For the second time in 6 years, the University of Maryland has once again announced a major revision to its investment policies in the midst of adversity. The changes come as a direct result of student pressure to end the college’s financial affiliations with companies that produce energy by using coal, oil, and natural gas out of environmental concerns. Under the new proposal, the University of Maryland hopes to continuing protecting its lucrative private investments while forging new financial allegiances to the clean energy industry.
For years, the University of Maryland’s investment policies have been the topic of scorching on-campus debate. It all in 2013 started after a group of environmentally progressive students started questioning the University System of Maryland Foundation’s decision to invest in fossil fuels (the University System of Maryland Foundation is in charge of the state university’s $1 billion endowment fund – money that’s used for scholarships, grants, and other expenses). That year, a petition calling for an end to fossil fuel investments was passed around from the University of Maryland, Towson University, Bounty County and others. 600 signatures were collected in total.
As a direct response, the University System of Maryland Foundation was instructed to invest in clean energy companies over fossil fuels whenever possible. Though it was not a complete reversal of policies, it was largely seen as a commendable win.
In the years since this decision, however, a renewed student interest in the University System of Maryland Foundation has again caused the university to reexamine its policies once more. On Tuesday, June 28th, the foundation announced that it will cease all direct investment ties with 200 coal, oil, and natural gas companies, and, in addition, would sign a United Nations pact supporting clean energy companies.

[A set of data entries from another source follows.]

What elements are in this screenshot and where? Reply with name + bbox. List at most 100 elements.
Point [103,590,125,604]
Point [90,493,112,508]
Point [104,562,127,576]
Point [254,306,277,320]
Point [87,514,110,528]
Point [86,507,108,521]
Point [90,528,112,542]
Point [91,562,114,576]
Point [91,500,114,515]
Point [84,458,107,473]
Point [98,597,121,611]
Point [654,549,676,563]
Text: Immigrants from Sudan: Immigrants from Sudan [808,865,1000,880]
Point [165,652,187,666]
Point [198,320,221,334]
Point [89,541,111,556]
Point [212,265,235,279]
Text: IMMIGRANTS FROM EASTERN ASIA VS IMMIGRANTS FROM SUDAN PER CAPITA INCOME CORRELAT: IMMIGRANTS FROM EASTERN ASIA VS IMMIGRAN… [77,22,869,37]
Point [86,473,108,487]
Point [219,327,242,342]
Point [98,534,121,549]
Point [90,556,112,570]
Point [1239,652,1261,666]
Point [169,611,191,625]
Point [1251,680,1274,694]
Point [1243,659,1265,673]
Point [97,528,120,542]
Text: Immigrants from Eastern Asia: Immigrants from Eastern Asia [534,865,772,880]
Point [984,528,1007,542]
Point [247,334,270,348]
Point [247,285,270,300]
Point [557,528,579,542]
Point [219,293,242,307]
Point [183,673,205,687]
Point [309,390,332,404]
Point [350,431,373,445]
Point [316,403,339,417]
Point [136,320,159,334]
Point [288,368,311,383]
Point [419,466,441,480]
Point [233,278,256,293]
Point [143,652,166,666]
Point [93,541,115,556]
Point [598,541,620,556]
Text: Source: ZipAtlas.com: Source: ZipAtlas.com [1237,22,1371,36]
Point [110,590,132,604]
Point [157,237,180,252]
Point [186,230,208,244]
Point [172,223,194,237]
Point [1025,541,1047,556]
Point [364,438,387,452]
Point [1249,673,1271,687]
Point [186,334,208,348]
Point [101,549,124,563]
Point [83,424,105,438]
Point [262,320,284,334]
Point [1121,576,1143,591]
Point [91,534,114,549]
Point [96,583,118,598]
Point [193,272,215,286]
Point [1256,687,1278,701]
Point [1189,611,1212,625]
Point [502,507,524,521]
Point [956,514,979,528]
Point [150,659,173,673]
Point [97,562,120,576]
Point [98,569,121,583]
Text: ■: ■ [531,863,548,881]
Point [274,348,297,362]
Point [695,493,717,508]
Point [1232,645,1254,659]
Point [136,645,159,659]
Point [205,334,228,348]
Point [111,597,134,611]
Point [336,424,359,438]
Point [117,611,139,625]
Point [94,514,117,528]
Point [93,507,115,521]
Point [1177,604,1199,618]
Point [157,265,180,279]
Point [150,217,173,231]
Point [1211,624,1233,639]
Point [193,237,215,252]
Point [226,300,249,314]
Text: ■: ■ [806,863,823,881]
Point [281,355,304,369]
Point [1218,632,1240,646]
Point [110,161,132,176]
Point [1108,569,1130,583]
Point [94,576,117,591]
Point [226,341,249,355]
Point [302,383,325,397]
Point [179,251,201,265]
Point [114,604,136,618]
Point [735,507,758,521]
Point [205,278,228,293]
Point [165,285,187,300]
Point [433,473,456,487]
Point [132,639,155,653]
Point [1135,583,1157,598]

Citing a need to pay closer attention to climate change, Leonard Raley, President and CEO of the University System of Maryland Foundation, credits the student population for bringing this morally-charged financial dilemma to his attention.
While Raley plans on focusing more on financially investing in clean energy sectors in the future, he warns that the changes will not be instantaneous. Many of the current investments with fossil fuel companies include stipulations that would penalize the university for withdrawing support before an expressed deadline. The foundation, whose mission statement is “to advocate and support the advancement of public higher education in Maryland through visionary leadership in philanthropy, asset management, and stewardship”, has a secondary obligation to maintain a certain level of profits. If not, the foundation members could actually be sued by the institution.
Some students, however, are not fully pleased with the foundation’s change in policies. While the foundation pledges to no longer directly invest in fossil fuel companies, opponents point out that the university will still continue to financially support larger portfolios (such as the S & P 500), which would include stock shares from some companies that have direct involvements in oil and coal trade. Therefore, fossil fuels are still being supported with some tuition money.
In total, $70 million (7 percent) of the foundation’s $1 billion endowment fund is invested in the energy sector, which includes clean energy companies and fossil fuel companies alike. This amount includes other projects however, which do not involve energy companies at all. The university was unable to provide an exact figure as to how much was specifically invested in fossil fuel companies.
The university’s decision may be part of a nationwide trend. A spokeswoman for 350.org, an organization dedicated to raising climate awareness, states that since 2012, more than 500 colleges have changed their fossil fuel investments due to similar pressures. Whether the University of Maryland will fully yield to further demands from student pressure groups calling for additional divestment from fossil fuel, however, remains to be seen.